We leave Sarah's apartment and descend into the city...
We went to a gigantic market in Tlacolula on our first day. There is my hair sticking out like a sore thumb. I'm quite positive that the Mexicans, if not ready for my hair, are used to the look that was surely on my face--eyes agog and mouth slightly open.
On our first day, I was also stunned by what sounded like a gunshot close by. Sarah and Jorge stood, unfazed, as I clutched at my heart. "Oh," they laughed, "those are fireworks. Someone is always setting them off." Indeed. They often alerted people to the presence of parades or protest or pride marches that you might stumble across anywhere.
And everywhere, I mean everywhere, a church.
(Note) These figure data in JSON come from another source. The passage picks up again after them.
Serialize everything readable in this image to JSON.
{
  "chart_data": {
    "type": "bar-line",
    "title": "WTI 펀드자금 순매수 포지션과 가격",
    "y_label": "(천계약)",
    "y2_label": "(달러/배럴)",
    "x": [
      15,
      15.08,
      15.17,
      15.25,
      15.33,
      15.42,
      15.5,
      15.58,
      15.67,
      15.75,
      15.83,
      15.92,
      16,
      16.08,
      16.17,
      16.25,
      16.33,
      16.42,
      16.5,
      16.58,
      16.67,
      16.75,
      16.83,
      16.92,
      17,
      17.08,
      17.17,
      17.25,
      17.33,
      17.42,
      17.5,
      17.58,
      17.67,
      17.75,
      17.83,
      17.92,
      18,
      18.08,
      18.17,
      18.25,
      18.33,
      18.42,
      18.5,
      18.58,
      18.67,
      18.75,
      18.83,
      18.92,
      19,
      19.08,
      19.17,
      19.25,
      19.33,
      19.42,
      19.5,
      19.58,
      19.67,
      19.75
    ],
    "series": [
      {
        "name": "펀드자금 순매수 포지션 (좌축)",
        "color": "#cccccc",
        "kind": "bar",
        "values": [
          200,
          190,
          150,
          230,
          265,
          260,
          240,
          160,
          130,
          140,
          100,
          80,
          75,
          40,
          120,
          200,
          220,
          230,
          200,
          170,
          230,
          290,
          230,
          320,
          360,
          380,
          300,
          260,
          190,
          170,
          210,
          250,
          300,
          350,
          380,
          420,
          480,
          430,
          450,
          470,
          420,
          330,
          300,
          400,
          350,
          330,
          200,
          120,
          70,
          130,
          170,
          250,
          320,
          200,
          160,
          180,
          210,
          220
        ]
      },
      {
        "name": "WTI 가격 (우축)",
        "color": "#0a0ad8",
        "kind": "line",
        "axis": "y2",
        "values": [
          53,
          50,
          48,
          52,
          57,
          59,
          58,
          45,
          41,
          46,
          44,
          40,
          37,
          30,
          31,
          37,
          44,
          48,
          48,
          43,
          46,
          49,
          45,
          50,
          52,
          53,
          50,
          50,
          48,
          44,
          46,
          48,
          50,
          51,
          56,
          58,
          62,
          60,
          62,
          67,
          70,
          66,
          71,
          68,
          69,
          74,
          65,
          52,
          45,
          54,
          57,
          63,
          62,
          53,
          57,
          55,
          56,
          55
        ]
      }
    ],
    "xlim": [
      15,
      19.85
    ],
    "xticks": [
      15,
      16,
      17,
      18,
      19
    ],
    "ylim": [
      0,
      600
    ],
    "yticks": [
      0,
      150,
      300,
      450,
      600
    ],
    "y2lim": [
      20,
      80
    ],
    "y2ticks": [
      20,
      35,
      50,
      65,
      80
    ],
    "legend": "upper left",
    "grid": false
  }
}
Those Spaniards weren't taking any chances, I guess.
Stella was always an object of attention. Here on the Zocolo, or main square, a boy keeps asking, "Does she bite?" And despite Sarah's repeated assurances that she didn't, he could not bring himself to touch her.
We had some fun with the street paintings, or at least John did : )
On two occasions, we walked the Cerro Fortin, Sarah's running route. It is straight up, oh I don't know, five hundred or more steps. Besides the exercise (which we really didn't need at that point) there was an almost 360 degree view of the valley and that was worth it.
And there you have the merest taste of the streets of Oaxaca. At the end of the day, we slogged back up the hill to Sarah's house, tired to our bones, and ready for some cold beers and warm sopes.